Shanghai Dream, l’ultime espoir des Allemands juifs pour fuir le nazisme
Avant qu’Adolf Hitler ne décide de leur extermination pure et simple, la moitié des 500 000 juifs d’Allemagne avaient pu prendre le chemin de l’exil. Si la plupart sont allés à Paris, Londres, New-York, ou en Palestine, 20 000 d’entre eux ont échoué à Shanghai, alors sous occupation japonaise. C’est leur histoire que raconte Shanghai dream, de Philippe Thirault et Jorge Miguel, une fiction historique classique et passionnante.
Bernhard et Illo travaillent tous deux dans le cinéma. Mais, en cette année 1938, les portes des studios allemands avec lesquels ils collaboraient jusqu’à présent ne leur sont plus ouvertes. Le couple essaye par tous les moyens de faire passer ses scripts, quitte à les signer sous pseudonyme, quitte à travailler dans l’ombre. Mais rien n’y fait. Comme pour des centaines de milliers d’autres Allemands juifs, les lois raciales instaurées par le régime nazi interdisent désormais à ces citoyens honnis d’exercer leur métier, de gagner leur vie. Que faire ? Rester, coûte que coûte, afin de ne pas laisser Hitler triompher sans rien faire ? Ou partir, commencer une nouvelle existence ailleurs, loin des croix gammées et des crachats. En désespoir de cause, Bernhard et Illo décident alors de prendre le chemin de l’exil. Mais les principales routes sont déjà saturées de réfugiés. Si les États-Unis ne souhaitent pas accueillir tous les victimes d’Hitler, la France, la Belgique, les Pays-Bas ou la Grande-Bretagne ne sont, eux, plus à l’abri de l’appétit grandissant du Führer. C’est donc finalement à Shanghai, en Chine, qu’échouent les deux immigrés. La ville est aussi immense qu’énigmatique. Elle renferme surtout un nouveau danger : les soldats de l’empire du Japon et ses ambitions territoriales dévorantes.
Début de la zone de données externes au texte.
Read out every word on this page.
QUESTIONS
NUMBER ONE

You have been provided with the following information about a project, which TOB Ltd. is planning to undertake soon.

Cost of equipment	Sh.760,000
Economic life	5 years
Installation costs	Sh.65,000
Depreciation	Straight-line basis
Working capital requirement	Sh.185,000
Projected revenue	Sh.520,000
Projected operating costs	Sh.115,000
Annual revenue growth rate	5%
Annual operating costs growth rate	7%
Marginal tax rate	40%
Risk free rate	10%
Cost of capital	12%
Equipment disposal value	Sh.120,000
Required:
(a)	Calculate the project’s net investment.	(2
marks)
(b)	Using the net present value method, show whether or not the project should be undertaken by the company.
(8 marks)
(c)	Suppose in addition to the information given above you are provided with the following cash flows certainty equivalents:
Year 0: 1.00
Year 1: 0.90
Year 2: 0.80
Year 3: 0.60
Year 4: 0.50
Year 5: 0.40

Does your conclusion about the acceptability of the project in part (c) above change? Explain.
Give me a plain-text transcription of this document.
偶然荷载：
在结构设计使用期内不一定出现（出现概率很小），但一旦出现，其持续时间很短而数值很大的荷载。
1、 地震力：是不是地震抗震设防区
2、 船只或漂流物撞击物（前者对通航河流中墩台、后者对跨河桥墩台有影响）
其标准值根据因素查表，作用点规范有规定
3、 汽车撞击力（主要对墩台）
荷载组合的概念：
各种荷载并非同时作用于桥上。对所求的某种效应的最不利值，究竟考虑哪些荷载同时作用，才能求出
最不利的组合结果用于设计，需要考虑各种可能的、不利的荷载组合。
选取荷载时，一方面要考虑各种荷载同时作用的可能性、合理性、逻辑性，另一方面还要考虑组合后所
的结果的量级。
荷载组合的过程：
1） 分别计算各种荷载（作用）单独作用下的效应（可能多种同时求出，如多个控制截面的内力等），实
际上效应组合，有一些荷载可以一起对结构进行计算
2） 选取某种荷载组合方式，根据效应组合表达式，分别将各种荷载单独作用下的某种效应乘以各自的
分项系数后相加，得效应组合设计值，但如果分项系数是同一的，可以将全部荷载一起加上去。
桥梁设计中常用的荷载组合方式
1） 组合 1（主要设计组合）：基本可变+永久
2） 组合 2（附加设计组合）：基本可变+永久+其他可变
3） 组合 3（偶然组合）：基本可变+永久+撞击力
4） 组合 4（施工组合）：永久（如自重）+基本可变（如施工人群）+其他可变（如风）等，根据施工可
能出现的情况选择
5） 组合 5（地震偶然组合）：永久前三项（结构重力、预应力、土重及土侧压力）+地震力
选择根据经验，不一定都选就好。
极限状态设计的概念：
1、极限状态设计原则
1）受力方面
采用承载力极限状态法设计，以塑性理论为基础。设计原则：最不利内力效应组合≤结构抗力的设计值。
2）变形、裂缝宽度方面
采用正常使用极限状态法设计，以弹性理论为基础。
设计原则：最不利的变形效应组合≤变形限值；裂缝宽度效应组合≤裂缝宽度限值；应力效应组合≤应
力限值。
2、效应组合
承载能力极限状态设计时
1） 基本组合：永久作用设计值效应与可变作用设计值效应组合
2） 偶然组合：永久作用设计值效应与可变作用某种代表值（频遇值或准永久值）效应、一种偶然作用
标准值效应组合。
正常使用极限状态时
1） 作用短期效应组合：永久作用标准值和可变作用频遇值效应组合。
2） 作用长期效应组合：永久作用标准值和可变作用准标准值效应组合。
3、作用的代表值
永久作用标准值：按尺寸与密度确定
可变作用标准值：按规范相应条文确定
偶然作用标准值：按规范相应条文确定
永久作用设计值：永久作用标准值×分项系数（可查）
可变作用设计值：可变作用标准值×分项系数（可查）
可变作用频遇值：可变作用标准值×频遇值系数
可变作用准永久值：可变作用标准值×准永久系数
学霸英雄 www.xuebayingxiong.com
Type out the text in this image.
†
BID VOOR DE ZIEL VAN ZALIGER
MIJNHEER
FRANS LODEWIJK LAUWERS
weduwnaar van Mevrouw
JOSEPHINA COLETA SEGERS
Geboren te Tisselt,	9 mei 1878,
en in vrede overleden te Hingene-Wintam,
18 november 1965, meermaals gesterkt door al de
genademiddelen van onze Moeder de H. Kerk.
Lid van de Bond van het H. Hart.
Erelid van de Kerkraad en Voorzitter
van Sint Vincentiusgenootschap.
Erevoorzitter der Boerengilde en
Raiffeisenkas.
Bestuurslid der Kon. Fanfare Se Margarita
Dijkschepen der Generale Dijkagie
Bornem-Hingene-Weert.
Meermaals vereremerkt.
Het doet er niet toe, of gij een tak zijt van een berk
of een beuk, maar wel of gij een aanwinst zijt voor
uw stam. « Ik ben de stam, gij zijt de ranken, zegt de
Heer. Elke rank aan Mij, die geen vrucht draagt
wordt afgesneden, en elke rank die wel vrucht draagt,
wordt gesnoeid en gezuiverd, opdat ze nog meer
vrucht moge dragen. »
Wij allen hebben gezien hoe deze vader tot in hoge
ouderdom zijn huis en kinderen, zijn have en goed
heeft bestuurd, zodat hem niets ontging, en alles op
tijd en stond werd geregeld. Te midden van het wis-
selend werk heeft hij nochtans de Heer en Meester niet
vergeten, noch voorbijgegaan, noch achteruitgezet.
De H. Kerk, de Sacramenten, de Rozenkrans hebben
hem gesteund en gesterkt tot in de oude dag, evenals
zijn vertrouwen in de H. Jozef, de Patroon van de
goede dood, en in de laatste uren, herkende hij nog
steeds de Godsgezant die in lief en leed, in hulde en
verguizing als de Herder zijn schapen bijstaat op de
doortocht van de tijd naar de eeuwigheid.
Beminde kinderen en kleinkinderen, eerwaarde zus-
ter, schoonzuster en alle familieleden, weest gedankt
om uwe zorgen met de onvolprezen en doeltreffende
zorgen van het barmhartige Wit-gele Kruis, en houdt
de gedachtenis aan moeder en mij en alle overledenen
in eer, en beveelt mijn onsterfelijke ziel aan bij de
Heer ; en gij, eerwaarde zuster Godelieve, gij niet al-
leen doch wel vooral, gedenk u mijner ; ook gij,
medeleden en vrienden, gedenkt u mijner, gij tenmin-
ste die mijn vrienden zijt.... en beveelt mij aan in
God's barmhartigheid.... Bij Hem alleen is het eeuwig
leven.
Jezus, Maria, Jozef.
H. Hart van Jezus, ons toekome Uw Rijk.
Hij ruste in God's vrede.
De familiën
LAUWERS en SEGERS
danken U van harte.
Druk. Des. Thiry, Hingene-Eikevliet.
Après son accession au pouvoir, le premier objectif d’Adolf Hitler, en ce qui concerne les Allemands juifs, a été leur émigration, que le régime va même en partie organiser. Jusqu’en 1939 et le début de la Seconde Guerre mondiale, plus de la moitié des juifs du Reich – soit 250 000 personnes – sont déjà partis. Les démocraties libérales européennes et américaine deviennent, presque naturellement, les pays d’accueil de ces réfugiés ethniques. La Palestine aussi, où 50 000 juifs ashkénazes allemands viennent grossir les rangs des colons qui proclameront, quelques années et une apocalypse plus tard, l’indépendance de l’état d’Israël. Ce que l’on sait moins, c’est qu’environ 20 000 juifs d’Allemagne, d’Autriche et de Pologne ont trouvé refuge à Shanghai, que l’on appelait alors la New York de l’Asie. Pas besoin de visa pour entrer sur le territoire de ce gigantesque port, tombé sous le contrôle des troupes japonaises fin 1937. Mais c’est à se demander si la Chine, plongé dans une guerre apparemment interminable contre l’envahisseur nippon, est vraiment l’endroit idéal pour des populations en exil. Si l’occupant va dans un premier temps respecter les droits des réfugiés, les pressions de l’allié allemand vont par la suite changer la donne.
Philippe Thirault et Jorge Miguel livrent une fiction passionnante, au point de vue original puisqu’il explore un épisode méconnu, au moins en bande dessinée, de l’Histoire de la Seconde Guerre mondiale. Les repères sont un peu bouleversés par ce décor inattendu, ce qui renforce encore l’empathie que l’on éprouve pour Bernhard et Illo, nos deux exilés du bout du monde. Le traitement narratif classique, couplé à une mise en images au trait semi-réaliste et à la mise en couleur par aplats très ligne claire, rend l’ensemble sans réelle surprise formelle, mais très efficace et agréable à lire.
Shanghai dream coffret t1 & 2. Philippe Thirault (scénario) et Jorge Miguel (dessin). Les Humanoïdes associés. 120 pages. 29 euros.